Nach dem Tod einer jungen Frau in Polizeigewahrsam sind im Iran erneut Tausende Menschen auf die Straße gegangen. Mehrere Personen kamen dabei ums Leben.
Erneut protestierten im Iran nach dem Tod einer jungen Frau Tausende Menschen. Bei landesweiten Protesten sind laut iranischem Staatsfernsehen insgesamt mindestens 17 Menschen gestorben. Offizielle Statistiken sollten später veröffentlicht werden. Die Organisation Iran Human Rights (IHR) mit Sitz in Oslo sprach am Donnerstag sogar von mindestens 31 toten Zivilisten durch das Vorgehen der Sicherheitskräfte.
Auf Videos, die nicht verifiziert werden konnten, wird von Schüssen mit scharfer Munition berichtet. Irans Justizchef Gholam-Hussein Mohseni-Edschehi ordnete am Donnerstag ein hartes Durchgreifen der Sicherheitskräfte bei den Protesten an.
Baerbock will Thema vor UN-Menschenrechtsrat bringen
US-Präsident Joe Biden sagte den Demonstranten in seiner Rede bei der Generaldebatte der UN-Vollversammlung am Mittwoch in New York seine Unterstützung zu.

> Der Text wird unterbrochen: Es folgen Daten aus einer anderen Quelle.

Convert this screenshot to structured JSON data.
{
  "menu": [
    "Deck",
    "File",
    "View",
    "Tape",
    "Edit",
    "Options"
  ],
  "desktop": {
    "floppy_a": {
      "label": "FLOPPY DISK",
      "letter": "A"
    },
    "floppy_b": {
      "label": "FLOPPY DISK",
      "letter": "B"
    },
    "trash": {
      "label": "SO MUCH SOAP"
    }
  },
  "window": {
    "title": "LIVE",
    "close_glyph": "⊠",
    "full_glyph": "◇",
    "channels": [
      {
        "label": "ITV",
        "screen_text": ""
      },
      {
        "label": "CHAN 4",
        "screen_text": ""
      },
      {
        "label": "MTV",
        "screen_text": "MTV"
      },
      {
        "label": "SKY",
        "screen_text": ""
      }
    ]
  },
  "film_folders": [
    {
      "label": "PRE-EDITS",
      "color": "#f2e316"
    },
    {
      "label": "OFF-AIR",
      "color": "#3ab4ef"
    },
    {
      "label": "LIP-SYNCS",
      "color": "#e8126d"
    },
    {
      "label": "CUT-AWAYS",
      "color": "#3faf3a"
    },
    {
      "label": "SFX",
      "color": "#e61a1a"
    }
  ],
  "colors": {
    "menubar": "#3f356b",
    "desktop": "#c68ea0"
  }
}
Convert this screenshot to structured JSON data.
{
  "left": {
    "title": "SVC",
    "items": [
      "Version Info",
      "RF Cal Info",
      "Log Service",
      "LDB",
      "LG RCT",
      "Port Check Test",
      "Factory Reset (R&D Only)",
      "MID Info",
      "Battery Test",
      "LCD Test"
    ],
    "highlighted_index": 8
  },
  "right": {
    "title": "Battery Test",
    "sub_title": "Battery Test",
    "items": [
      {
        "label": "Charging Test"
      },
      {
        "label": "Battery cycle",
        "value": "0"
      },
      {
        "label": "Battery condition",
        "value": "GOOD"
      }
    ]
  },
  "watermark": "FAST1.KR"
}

Bundesaußenministerin Annalena Baerbock (Grüne) verurteilt das gewaltsame Vorgehen gegen Demonstranten im Iran scharf. Sie will das Thema vor den UN-Menschenrechtsrat bringen. Der "brutale Angriff auf die mutigen Frauen im Iran" sei "auch ein Angriff auf die Menschheit", sagte Baerbock am Donnerstag am Rande der UN-Generaldebatte in New York. "Wenn Frauen nicht sicher sind, dann ist keine Gesellschaft auf dieser Welt sicher."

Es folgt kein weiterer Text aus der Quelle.